Tehran, Iran – Iranian President Masoud Pezeshkian has now been in office for a month and a half in one of the most eventful and tumultuous starting periods for a president since the country’s 1979 revolution.
Over the past seven weeks, Iran has grappled with rising tensions with Israel — including considering a retaliatory strike — amid continuing efforts to achieve a ceasefire in Gaza. Pezeshkian has also faced a series of domestic political challenges.
The president told local and foreign journalists during his first news conference on Monday that the world must stop the “genocide” Israel is perpetrating in Gaza while advocating unity among the Muslim world and denying sending hypersonic ballistic missiles to Yemen’s Houthis a day after they landed one of the projectiles in central Israel.
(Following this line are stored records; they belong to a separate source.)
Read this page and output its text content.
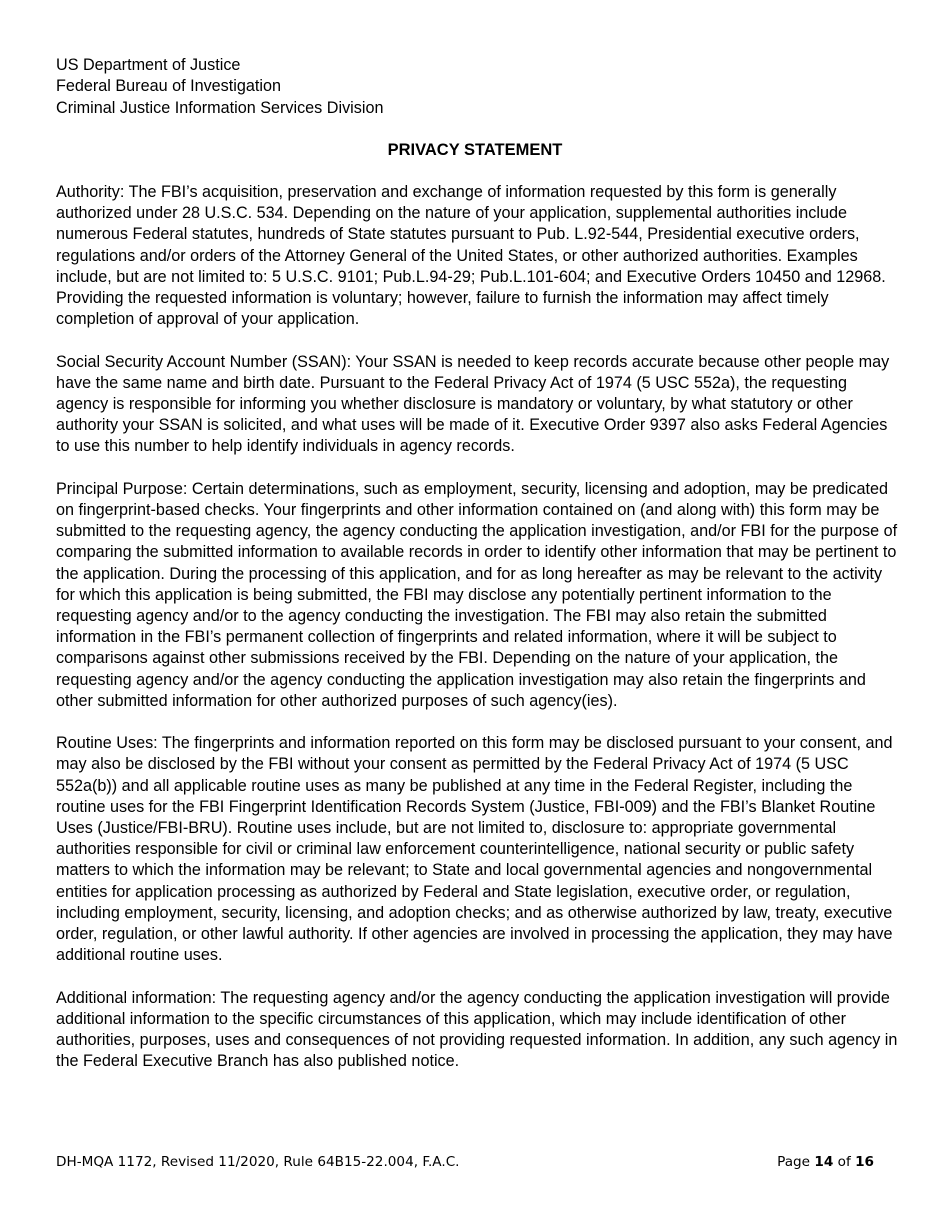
US Department of Justice
Federal Bureau of Investigation
Criminal Justice Information Services Division
PRIVACY STATEMENT

Authority: The FBI’s acquisition, preservation and exchange of information requested by this form is generally authorized under 28 U.S.C. 534. Depending on the nature of your application, supplemental authorities include numerous Federal statutes, hundreds of State statutes pursuant to Pub. L.92-544, Presidential executive orders, regulations and/or orders of the Attorney General of the United States, or other authorized authorities. Examples include, but are not limited to: 5 U.S.C. 9101; Pub.L.94-29; Pub.L.101-604; and Executive Orders 10450 and 12968. Providing the requested information is voluntary; however, failure to furnish the information may affect timely completion of approval of your application.

Social Security Account Number (SSAN): Your SSAN is needed to keep records accurate because other people may have the same name and birth date. Pursuant to the Federal Privacy Act of 1974 (5 USC 552a), the requesting agency is responsible for informing you whether disclosure is mandatory or voluntary, by what statutory or other authority your SSAN is solicited, and what uses will be made of it. Executive Order 9397 also asks Federal Agencies to use this number to help identify individuals in agency records.

Principal Purpose: Certain determinations, such as employment, security, licensing and adoption, may be predicated on fingerprint-based checks. Your fingerprints and other information contained on (and along with) this form may be submitted to the requesting agency, the agency conducting the application investigation, and/or FBI for the purpose of comparing the submitted information to available records in order to identify other information that may be pertinent to the application. During the processing of this application, and for as long hereafter as may be relevant to the activity for which this application is being submitted, the FBI may disclose any potentially pertinent information to the requesting agency and/or to the agency conducting the investigation. The FBI may also retain the submitted information in the FBI’s permanent collection of fingerprints and related information, where it will be subject to comparisons against other submissions received by the FBI. Depending on the nature of your application, the requesting agency and/or the agency conducting the application investigation may also retain the fingerprints and other submitted information for other authorized purposes of such agency(ies).

Routine Uses: The fingerprints and information reported on this form may be disclosed pursuant to your consent, and may also be disclosed by the FBI without your consent as permitted by the Federal Privacy Act of 1974 (5 USC 552a(b)) and all applicable routine uses as many be published at any time in the Federal Register, including the routine uses for the FBI Fingerprint Identification Records System (Justice, FBI-009) and the FBI’s Blanket Routine Uses (Justice/FBI-BRU). Routine uses include, but are not limited to, disclosure to: appropriate governmental authorities responsible for civil or criminal law enforcement counterintelligence, national security or public safety matters to which the information may be relevant; to State and local governmental agencies and nongovernmental entities for application processing as authorized by Federal and State legislation, executive order, or regulation, including employment, security, licensing, and adoption checks; and as otherwise authorized by law, treaty, executive order, regulation, or other lawful authority. If other agencies are involved in processing the application, they may have additional routine uses.

Additional information: The requesting agency and/or the agency conducting the application investigation will provide additional information to the specific circumstances of this application, which may include identification of other authorities, purposes, uses and consequences of not providing requested information. In addition, any such agency in the Federal Executive Branch has also published notice.

DH-MQA 1172, Revised 11/2020, Rule 64B15-22.004, F.A.C.	Page 14 of 16
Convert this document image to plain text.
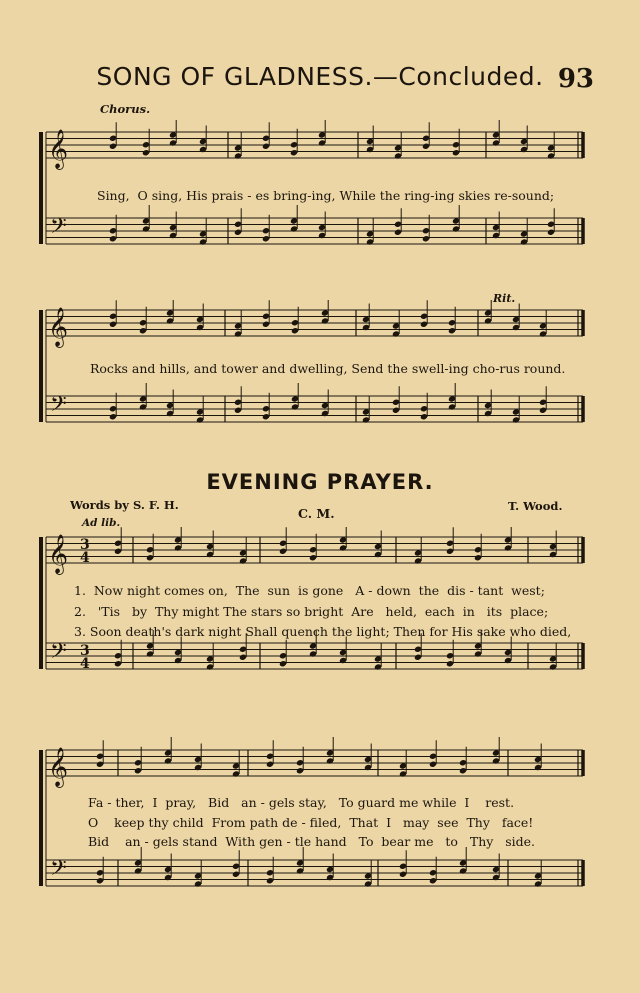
SONG OF GLADNESS.—Concluded. 93
Chorus.
Rit.
𝄞
𝄢
Sing,  O sing, His prais - es bring-ing, While the ring-ing skies re-sound;
𝄞
𝄢
Rocks and hills, and tower and dwelling, Send the swell-ing cho-rus round.
EVENING PRAYER.
Words by S. F. H.
C. M.	T. Wood.
Ad lib.
𝄞
𝄢
3
4
3
4
1.  Now night comes on,  The  sun  is gone   A - down  the  dis - tant  west;
2.   'Tis   by  Thy might The stars so bright  Are   held,  each  in   its  place;
3. Soon death's dark night Shall quench the light; Then for His sake who died,
𝄞
𝄢
Fa - ther,  I  pray,   Bid   an - gels stay,   To guard me while  I    rest.
O    keep thy child  From path de - filed,  That  I   may  see  Thy   face!
Bid    an - gels stand  With gen - tle hand   To  bear me   to   Thy   side.
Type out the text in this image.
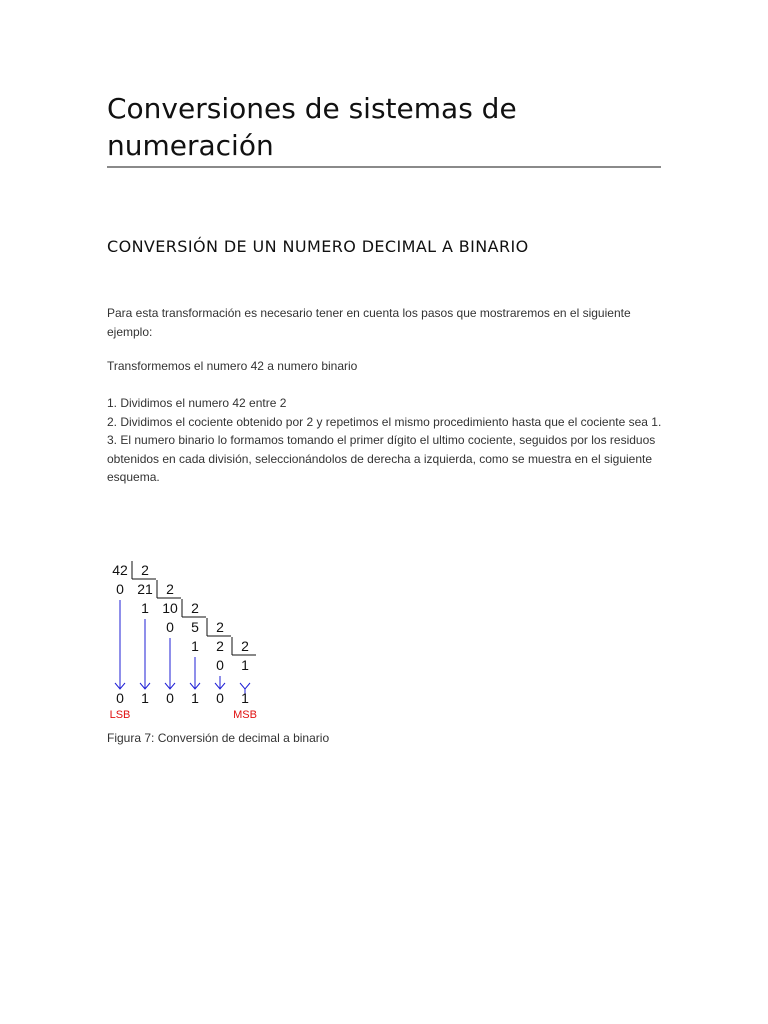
Conversiones de sistemas de numeración
CONVERSIÓN DE UN NUMERO DECIMAL A BINARIO

Para esta transformación es necesario tener en cuenta los pasos que mostraremos en el siguiente ejemplo:

Transformemos el numero 42 a numero binario

1. Dividimos el numero 42 entre 2
2. Dividimos el cociente obtenido por 2 y repetimos el mismo procedimiento hasta que el cociente sea 1.
3. El numero binario lo formamos tomando el primer dígito el ultimo cociente, seguidos por los residuos obtenidos en cada división, seleccionándolos de derecha a izquierda, como se muestra en el siguiente esquema.
42 2
0 21 2
1 10 2
0 5 2
1 2 2
0 1
0 1 0 1 0 1
LSB	MSB

Figura 7: Conversión de decimal a binario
Here’s a rundown on how Pezeshkian has fared so far:
Hours after Pezeshkian held up the hand of Hamas political leader Ismail Haniyeh during his inauguration at the Iranian parliament, Haniyeh was assassinated by a missile in northern Tehran on July 31.
The president and other top political and military authorities have blamed Israel and promised to avenge the Palestinian leader, but they have so far refrained from a counterstrike amid concerns that a large-scale Iranian response could lead to an all-out regional war.
Iran has also said it will calibrate and time its retaliation in a way that would not jeopardise prospects of a Gaza ceasefire. Israeli Prime Minister Benjamin Netanyahu is increasingly seen, even by some segments in Israeli society, as an obstacle to peace, and he recently faced Israel’s largest antigovernment protests since October. Yet Netanyahu and some of his allies have tried to blame Hamas and Iran’s other allies, including Hezbollah and the Houthis, for regional tensions.
The president embarked on his first foreign trip last week, visiting top officials in neighbouring Iraq’s Baghdad and Erbil. He will travel to New York this month to address the United Nations General Assembly.
Pezeshkian has otherwise been focused on domestic politics, where he can claim a key win — his entire list of cabinet ministers was approved by parliament, a first since 2001, although that success came with controversies.